L'Afrobeat a en commun avec ses lointaines cousines américaines (le Jazz, la Soul et le Funk) un profond respect pour les musiciens qui les font vivre. Qu'elles mettent toujours en avant. Ainsi, si Seun est l'incontestable star de la soirée, ce sont les membres de l'orchestre Egypt 80 qui montent d'abord sur scène. Un par un. Présentés par Okon Lyamba, le joueur de shekeré de la bande et compagnon de longue date du papa faisant ici office de Monsieur Loyal.

Le spectacle commence par deux longues jam instrumentales. Histoire de mettre le feu aux poudres. Et de faire se relever le soleil depuis peu endormi. Cuivres rutilants, tam-tams pulvérisés, wah-wah frénétiques, rythmes obsédants, danseuses en tenues traditionnelles avec coiffes et bijoux ethniques, le visage peint de motifs tribaux, les fesses frénétiquement rebondies et vibrantes; une lourde musique qui roule, qui gronde, qui tempête prend d'assaut l'Aéronef. De quoi secouer comme un cocotier le plus blasé des Hipsters.
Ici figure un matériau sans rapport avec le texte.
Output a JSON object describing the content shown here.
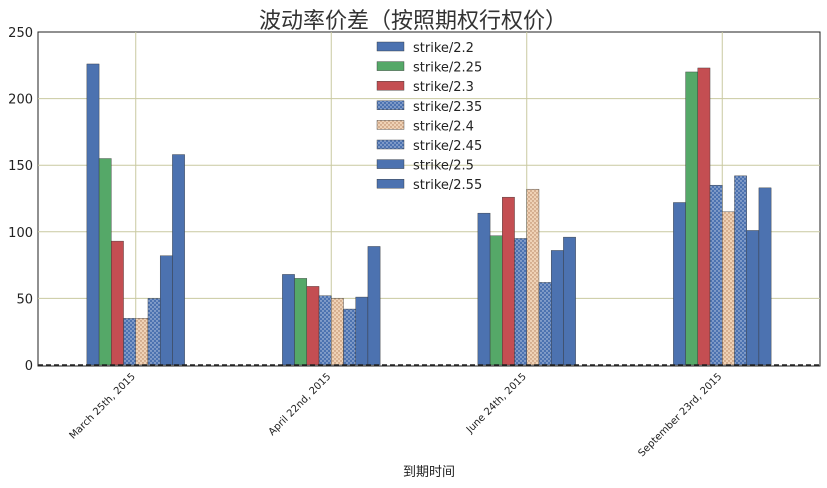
{
  "chart_data": {
    "type": "bar",
    "title": "波动率价差（按照期权行权价）",
    "xlabel": "到期时间",
    "ylabel": "",
    "ylim": [
      0,
      250
    ],
    "yticks": [
      0,
      50,
      100,
      150,
      200,
      250
    ],
    "grid": true,
    "legend_position": "top-center",
    "categories": [
      "March 25th, 2015",
      "April 22nd, 2015",
      "June 24th, 2015",
      "September 23rd, 2015"
    ],
    "series": [
      {
        "name": "strike/2.2",
        "color": "#4c72b0",
        "pattern": "solid",
        "values": [
          226,
          68,
          114,
          122
        ]
      },
      {
        "name": "strike/2.25",
        "color": "#55a868",
        "pattern": "solid",
        "values": [
          155,
          65,
          97,
          220
        ]
      },
      {
        "name": "strike/2.3",
        "color": "#c44e52",
        "pattern": "solid",
        "values": [
          93,
          59,
          126,
          223
        ]
      },
      {
        "name": "strike/2.35",
        "color": "#4c72b0",
        "pattern": "dots",
        "values": [
          35,
          52,
          95,
          135
        ]
      },
      {
        "name": "strike/2.4",
        "color": "#e8c4a4",
        "pattern": "dots",
        "values": [
          35,
          50,
          132,
          115
        ]
      },
      {
        "name": "strike/2.45",
        "color": "#4c72b0",
        "pattern": "dots",
        "values": [
          50,
          42,
          62,
          142
        ]
      },
      {
        "name": "strike/2.5",
        "color": "#4c72b0",
        "pattern": "solid",
        "values": [
          82,
          51,
          86,
          101
        ]
      },
      {
        "name": "strike/2.55",
        "color": "#4c72b0",
        "pattern": "solid",
        "values": [
          158,
          89,
          96,
          133
        ]
      }
    ]
  }
}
Sentant que la température vient de monter d'un cran, Seun Kuti fait son apparition. Incroyablement sapé dans son costume fringant et personnalisé. Beau comme les blancs ne le seront jamais. Comme à chaque fois, on est frappé par la ressemblance avec son père. Mêmes pommettes  saillantes, même douceur dans les yeux, même regard séducteur, même sensualité dans le déhanché. Il sourit béatement, lève son saxophone et se joint à la danse des instruments.

L'exceptionnelle musicalité de l'Afrobeat originel, paternel est magnifiquement reconstituée. Avec des morceaux à la fois torrides et guerriers. La section de cuivres est à l'avant-garde tout au long du concert. Les différents trompettistes et saxophonistes déroulent leurs partitions individuelles ou collectives avec une hargne conquérante qui ne relâchera jamais la pression. Les guitaristes et bassiste, au jeu fusionnel et complémentaire, leur offrent un solide renfort. A l'arrière-garde, les batteurs et percussionnistes s'occupent de porter le coup de grâce. Passionnant à regarder et à écouter.

Au milieu, Seun. Impérial. Dansant de manière saccadée. Avec un érotisme animal, magnétique. Le timbre de voix rocailleux et profond. Virtuose au saxophone. Poussant la foule à relâcher prise. Mais n'oubliant pas l'engagement politique. Avec des diatribes ironiques sur les méfaits du FMI ( avec le cinglant 'IMF', pour International Mother Fucker), l'exploitation du continent africain ou la paralysie sociale d'un peuple asservi. Héritier de son père jusqu'au bout du micro. Jusqu'au plus profond de sa chair. Torse nu, son dos révèle un tatouage qui inscrit dans ses pores la formule « Fela Lives ».

Et c'est peut-être là que le bât blesse quelque peu. Oh, impossible de bouder un tel spectacle. Surtout quand on découvre l'artiste pour la première fois sur scène. Une telle rage et une telle maîtrise musicale ne peuvent que mettre à genoux. Mais à force de vouloir respecter l'héritage familial lors de ses concerts, de ne pas s'écarter des codes, Seun en oublie quelque peu de développer ce qui fait l'originalité et la modernité de ses trois albums : les influences Jazz contemporaines, les emprunts au Hip Hop américain, la sophistication de la Soul actuelle... Des petits détails que l'on aimerait bien retrouver en live.

Pas évident d'être un « fils de »... Et de s'émanciper.